5 Top Highlights of Rio de Janeiro

To make your trip to Rio de Janeiro unique, be sure to add these 5 things to do and see to your travel list


Rio de Janeiro landscape

Rio De Janeiro is one of the most visited cities in the Southern hemisphere. Why? Because it’s beautiful
It is also a huge metropolis and despite its peculiar geology, with hills, mountains, and forest inside the metropolitan area, Rio is one of the largest and most populated cities in the world. You could feel downhearted choosing all alone what to see and what to do in this immense city.

We are here for this reason!

We choose to select only Rio de Janeiro highlights in order to give a clear and simple map of the city to everyone.  Only five places you MUST see, no more, no less

Before you read the article, take a look at this Rio de Janeiro Highlights Tour on Globol!

1) Christ The Redeemer

Rio Christ the redeemer

This is not just a symbol for Rio, but for the Brasil as a whole. We can say that Christ the Redeemer is a symbol for the Latin-American Christianity as large. You simply can't come to Rio and do not pay respect to its protector.
Christ the Redeemer statue is a colossus 38 meters tall (eight meters are the pedestal), designed by French sculptor Paul Landowski and built by Brazilian engineer Heitor da Silva Costa, between 1922 and 1931. 
It is located on the top of Corcovado mountain, at 700 meters high.  Christ overlooks the city, with his arms open, in a forgiving posture.
There are many giant statues of Christs all around the world, inspired by the Redeemer of Rio: Wikipedia lists more than thirty sculptures!
In recent years, they restored the statue to make it in perfect shape for 2016 Olympic games. Some stunning pictures show how little is the man in front of Christ.

2) Copacabana

copacabana beach

Copacabana is another place "larger than life": just hearing the name makes you imagine an entire lifestyle, a neverending holiday by the sea, chilling out on wonderful beaches.  Copacabana it's not just a beach, but a whole district where over 160.000 people live. And it is a quite peculiar one.
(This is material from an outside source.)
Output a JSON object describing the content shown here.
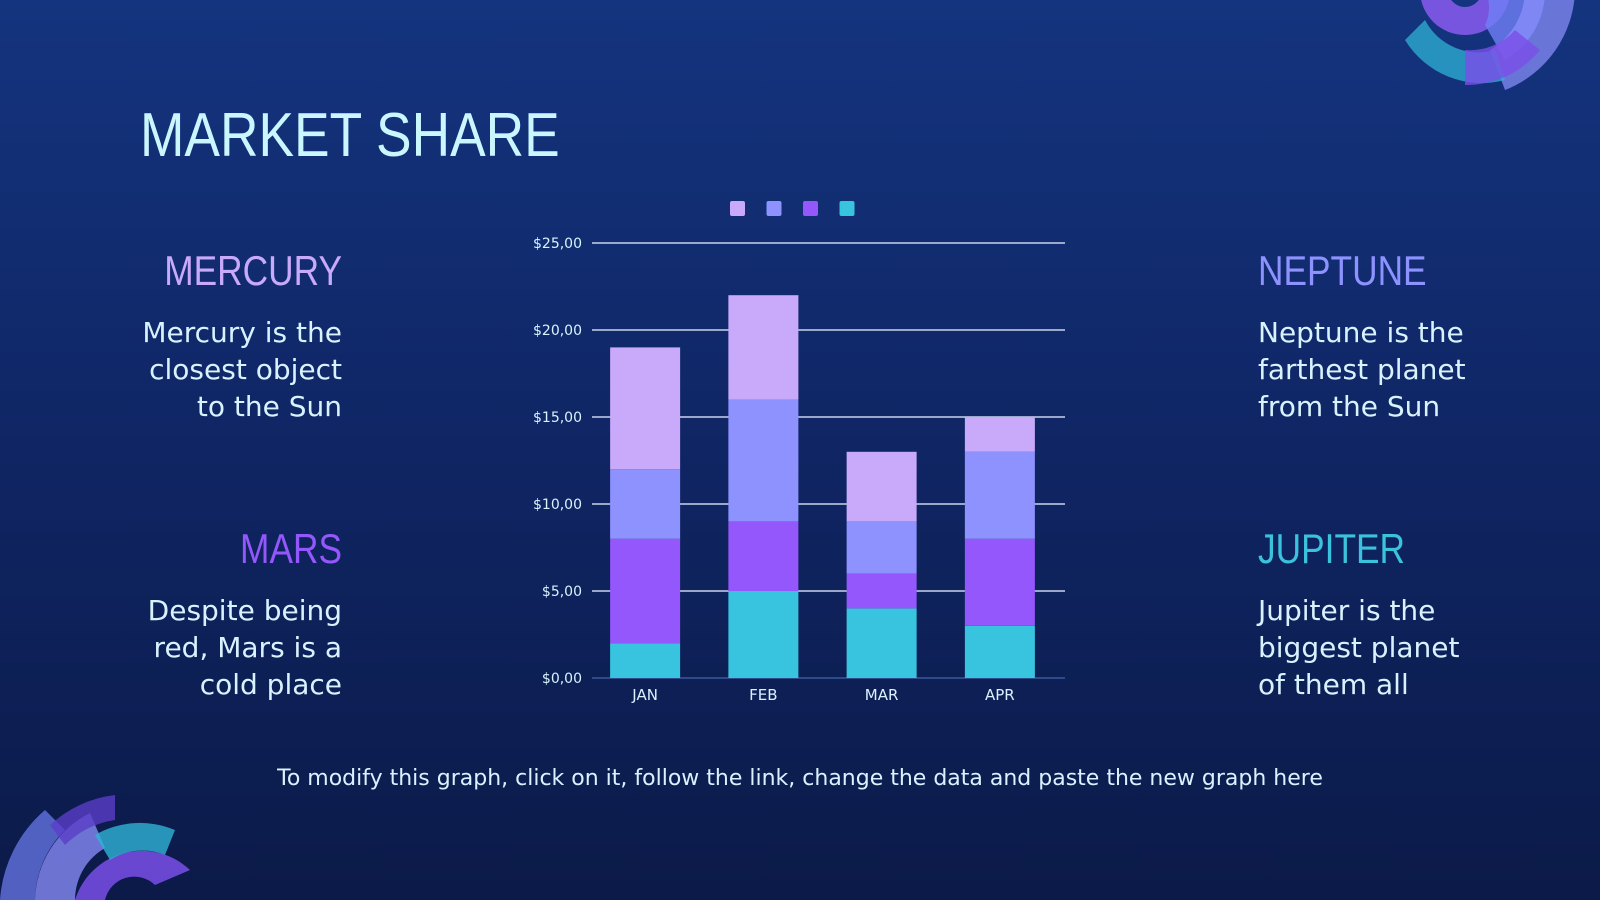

You have the sea, then the beach, then the promenade (designed by the great Brazilian architect designed by Roberto Burle Marx) and then a forest of tall residential buildings, eleven to thirteen stories high, built next to each other. 
Copacabana it's not the classic "town-by-the-sea", with small white pale houses, the old port, and the fishermen village: Copacabana is the metropolis merging with the sea. 
You should come here to see how people can manage to live the regular, metropolitan life, with this tropical paradise just a few steps away!

3) Sugarloaf Mountain

sugarloaf mountain

At the mouth of Guanabara Bay on a peninsula, out into the Atlantic Ocean, in front of Rio, there's a weird shaped mountain. 
It's the Sugarloaf Mountain, another symbol for the community, a distinctive landmark you can admire from everywhere. 
The name "Sugarloaf" was coined in the 16th century because the configuration of the mountain resembles the one of a traditional shape of concentrated refined loaf sugar.
In 2012 became a World Heritage site protected by UNESCO. The Sugarloaf Mountain is famous mainly because its panoramic cableway, inaugurated over 100 years ago. From there, you can enjoy breathtaking views of the city, an experience you can't miss no matter what. 

4) Urca District

URCA district

At the foot of the Sugarloaf Mountain, there is the Urca District a historical residential area immersed in the green vegetation
Here you can feel how the geology of Rio did influence the urbanistic and the way of life. Seems like houses and districts did grow where they could, and Urca is a perfect example. It is a very wealthy district and its history dates back for centuries. The Fortaleza de São João was the first Portuguese settlement in Rio and was established in 1565.
This is a unique face of Rio, the one well sheltered by the mountain and in harmony with nature. 

5) Santa Teresa District

Santa Teresa district

This is another historic district in Rio you can't miss. It does not have roots as ancient as Urca, still, it was built more than two centuries ago, around the Santa Teresa Convent. Santa Teresa District has been just a regular high-class neighborhood for decades, until artists, intellectuals and academics fell in love whit it. Now it is known as Rio's Montmartre and you can spot the bohemian lifestyle everywhere. 
The place is a must-see for its wonderful architecture but also because here you can find some great exhibitions, including works of artist such as Matisse, Jean Metzinger, Eliseu Visconti, Di Cavalcanti, and Candido Portinari.